Penganiayaan di Akademi Kepolisian terjadi dalam berbagai bentuk. Taruna angkatan baru selalu jadi bulan-bulanan seniornya. Pelanggaran sekecil apapun bisa memancing terjadinya kekerasan. seorang Taruna yang terlambat datang ketika dipanggil kaka kelasnya bisa dipukuli habis-habisan. Lantaran sudah menjadi tradisi, setiap bentuk kekerasan punya nam khusus dikalangan para senior. memukul pipi kanan dan kiri korvban secara berulang-ulang, misalnya, diberi nama "kipas cendrawasih".

Tak aneh jika kemudian yang berkembang di sekolah perwira pilisi itu adalah budaya kekerasan dan ketaatan membabi buta kepada atasan. Diskusi akademis, sikap kritis, dan kreativitas memcahkan masalah tidak menjadi bagian dari keseharian para taruna. karakter mereka dibentuk dalam disiplin kaku dan penyeragaman prilaku. sebagian masalah di Kepolisian kita bersumber dari sini.

Bentuk Hukuman

Dewa Ruci : Tarunadiminta berdiri dengan posisi kepalah di bawah. Tangan bertumpu di pinggang belakang. setelah itu, para senior memukul punggung adik kelasnya dengan gagang sapu atau kayu panjang.



Paku Bumi: Taruna diminta meletakkan satu tangan di lantai, sementara tangan lain memegang kepala. setelah itu, taruna diminta berputar-putar dengan satu tangan dilantai sebagai poros. Hukuman berlangsung sampai taruna sempoyongan dan kesulitan berdiri tegak.

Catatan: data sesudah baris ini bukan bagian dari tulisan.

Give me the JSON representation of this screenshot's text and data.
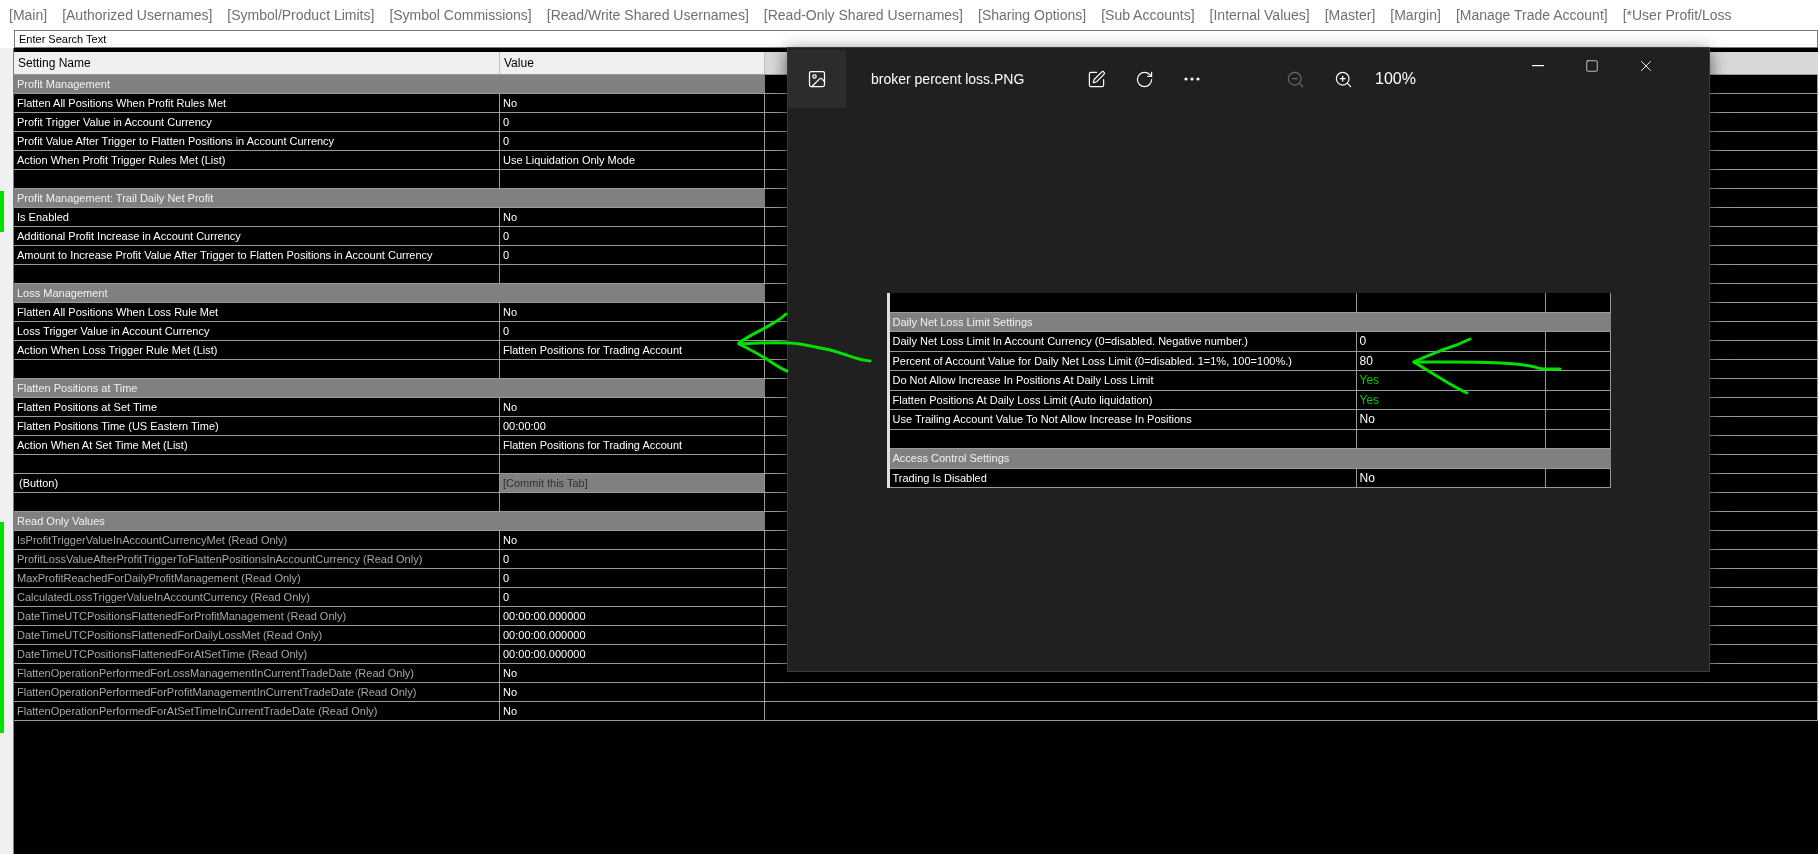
{
  "tabs": [
    {
      "label": "[Main]",
      "selected": false
    },
    {
      "label": "[Authorized Usernames]",
      "selected": false
    },
    {
      "label": "[Symbol/Product Limits]",
      "selected": false
    },
    {
      "label": "[Symbol Commissions]",
      "selected": false
    },
    {
      "label": "[Read/Write Shared Usernames]",
      "selected": false
    },
    {
      "label": "[Read-Only Shared Usernames]",
      "selected": false
    },
    {
      "label": "[Sharing Options]",
      "selected": false
    },
    {
      "label": "[Sub Accounts]",
      "selected": false
    },
    {
      "label": "[Internal Values]",
      "selected": false
    },
    {
      "label": "[Master]",
      "selected": false
    },
    {
      "label": "[Margin]",
      "selected": false
    },
    {
      "label": "[Manage Trade Account]",
      "selected": false
    },
    {
      "label": "[*User Profit/Loss",
      "selected": false
    }
  ],
  "search": {
    "placeholder": "Enter Search Text"
  },
  "table": {
    "columns": [
      "Setting Name",
      "Value"
    ],
    "rows": [
      {
        "kind": "section",
        "name": "Profit Management"
      },
      {
        "kind": "setting",
        "name": "Flatten All Positions When Profit Rules Met",
        "value": "No"
      },
      {
        "kind": "setting",
        "name": "Profit Trigger Value in Account Currency",
        "value": "0"
      },
      {
        "kind": "setting",
        "name": "Profit Value After Trigger to Flatten Positions in Account Currency",
        "value": "0"
      },
      {
        "kind": "setting",
        "name": "Action When Profit Trigger Rules Met (List)",
        "value": "Use Liquidation Only Mode"
      },
      {
        "kind": "blank"
      },
      {
        "kind": "section",
        "name": "Profit Management: Trail Daily Net Profit"
      },
      {
        "kind": "setting",
        "name": "Is Enabled",
        "value": "No"
      },
      {
        "kind": "setting",
        "name": "Additional Profit Increase in Account Currency",
        "value": "0"
      },
      {
        "kind": "setting",
        "name": "Amount to Increase Profit Value After Trigger to Flatten Positions in Account Currency",
        "value": "0"
      },
      {
        "kind": "blank"
      },
      {
        "kind": "section",
        "name": "Loss Management"
      },
      {
        "kind": "setting",
        "name": "Flatten All Positions When Loss Rule Met",
        "value": "No"
      },
      {
        "kind": "setting",
        "name": "Loss Trigger Value in Account Currency",
        "value": "0"
      },
      {
        "kind": "setting",
        "name": "Action When Loss Trigger Rule Met (List)",
        "value": "Flatten Positions for Trading Account"
      },
      {
        "kind": "blank"
      },
      {
        "kind": "section",
        "name": "Flatten Positions at Time"
      },
      {
        "kind": "setting",
        "name": "Flatten Positions at Set Time",
        "value": "No"
      },
      {
        "kind": "setting",
        "name": "Flatten Positions Time (US Eastern Time)",
        "value": "00:00:00"
      },
      {
        "kind": "setting",
        "name": "Action When At Set Time Met (List)",
        "value": "Flatten Positions for Trading Account"
      },
      {
        "kind": "blank"
      },
      {
        "kind": "button",
        "name": "(Button)",
        "value": "[Commit this Tab]"
      },
      {
        "kind": "blank"
      },
      {
        "kind": "section",
        "name": "Read Only Values"
      },
      {
        "kind": "readonly",
        "name": "IsProfitTriggerValueInAccountCurrencyMet (Read Only)",
        "value": "No"
      },
      {
        "kind": "readonly",
        "name": "ProfitLossValueAfterProfitTriggerToFlattenPositionsInAccountCurrency (Read Only)",
        "value": "0"
      },
      {
        "kind": "readonly",
        "name": "MaxProfitReachedForDailyProfitManagement (Read Only)",
        "value": "0"
      },
      {
        "kind": "readonly",
        "name": "CalculatedLossTriggerValueInAccountCurrency (Read Only)",
        "value": "0"
      },
      {
        "kind": "readonly",
        "name": "DateTimeUTCPositionsFlattenedForProfitManagement (Read Only)",
        "value": "00:00:00.000000"
      },
      {
        "kind": "readonly",
        "name": "DateTimeUTCPositionsFlattenedForDailyLossMet (Read Only)",
        "value": "00:00:00.000000"
      },
      {
        "kind": "readonly",
        "name": "DateTimeUTCPositionsFlattenedForAtSetTime (Read Only)",
        "value": "00:00:00.000000"
      },
      {
        "kind": "readonly",
        "name": "FlattenOperationPerformedForLossManagementInCurrentTradeDate (Read Only)",
        "value": "No"
      },
      {
        "kind": "readonly",
        "name": "FlattenOperationPerformedForProfitManagementInCurrentTradeDate (Read Only)",
        "value": "No"
      },
      {
        "kind": "readonly",
        "name": "FlattenOperationPerformedForAtSetTimeInCurrentTradeDate (Read Only)",
        "value": "No"
      }
    ]
  },
  "viewer": {
    "title": "broker percent loss.PNG",
    "zoom": "100%",
    "zoom_out_disabled": true,
    "image_rows": [
      {
        "kind": "blank"
      },
      {
        "kind": "section",
        "name": "Daily Net Loss Limit Settings"
      },
      {
        "kind": "setting",
        "name": "Daily Net Loss Limit In Account Currency (0=disabled. Negative number.)",
        "value": "0"
      },
      {
        "kind": "setting",
        "name": "Percent of Account Value for Daily Net Loss Limit (0=disabled. 1=1%, 100=100%.)",
        "value": "80"
      },
      {
        "kind": "setting",
        "name": "Do Not Allow Increase In Positions At Daily Loss Limit",
        "value": "Yes",
        "color": "#00c800"
      },
      {
        "kind": "setting",
        "name": "Flatten Positions At Daily Loss Limit (Auto liquidation)",
        "value": "Yes",
        "color": "#00c800"
      },
      {
        "kind": "setting",
        "name": "Use Trailing Account Value To Not Allow Increase In Positions",
        "value": "No"
      },
      {
        "kind": "blank"
      },
      {
        "kind": "section",
        "name": "Access Control Settings"
      },
      {
        "kind": "setting",
        "name": "Trading Is Disabled",
        "value": "No"
      }
    ]
  }
}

Korea: Taruna diminta melakukan push-up, tapi kedua tangan disatukan didepan dada.
Kayang dengan Kepalah: taruna diminta melakukan kayang, tapi bukan dengan tangan yang menjadi tumpuan melainkan kepala




Roket: Taruna diminta berdiri dengan posisi kepalah di bawah. tubuh merapat ketembok, untuk memberi keseimbangan. biasanya dilakukan berjam-jam tanpa istirahat.



Setrum : Taruna disetrum dengan kabel yang serabutnya dibiarkan telanjang.
Torpedo: kaki bagian depan taruna dihajar dengan tendangan beruntun oleh seniornya. si senior menggunakan sepatu laras.

Pukulan dua setengah kancing: Taruna dipukultepat di ulu hati, kadang tanpa peringatan.

Pukulan Argo: Taruna dipukul rahangnya keras-keras dari belakang


Kipas Cendrwasi: Pipi kakan dan kiri taruna ditempeleng berulang-ulang. untuk menguatkan efek, biasanya dilakukan dengan kopel pramuka

3 Komentar:

Anonim mengatakan...

Waduh sadis banget boz !, kacau dah...sama aja kayaknya dimana-mana ada kekerasan.

Derra Prasetya mengatakan...

Gila bener

Derra Prasetya mengatakan...

Gila bener

Poskan Komentar

Related Posts Plugin for WordPress, Blogger...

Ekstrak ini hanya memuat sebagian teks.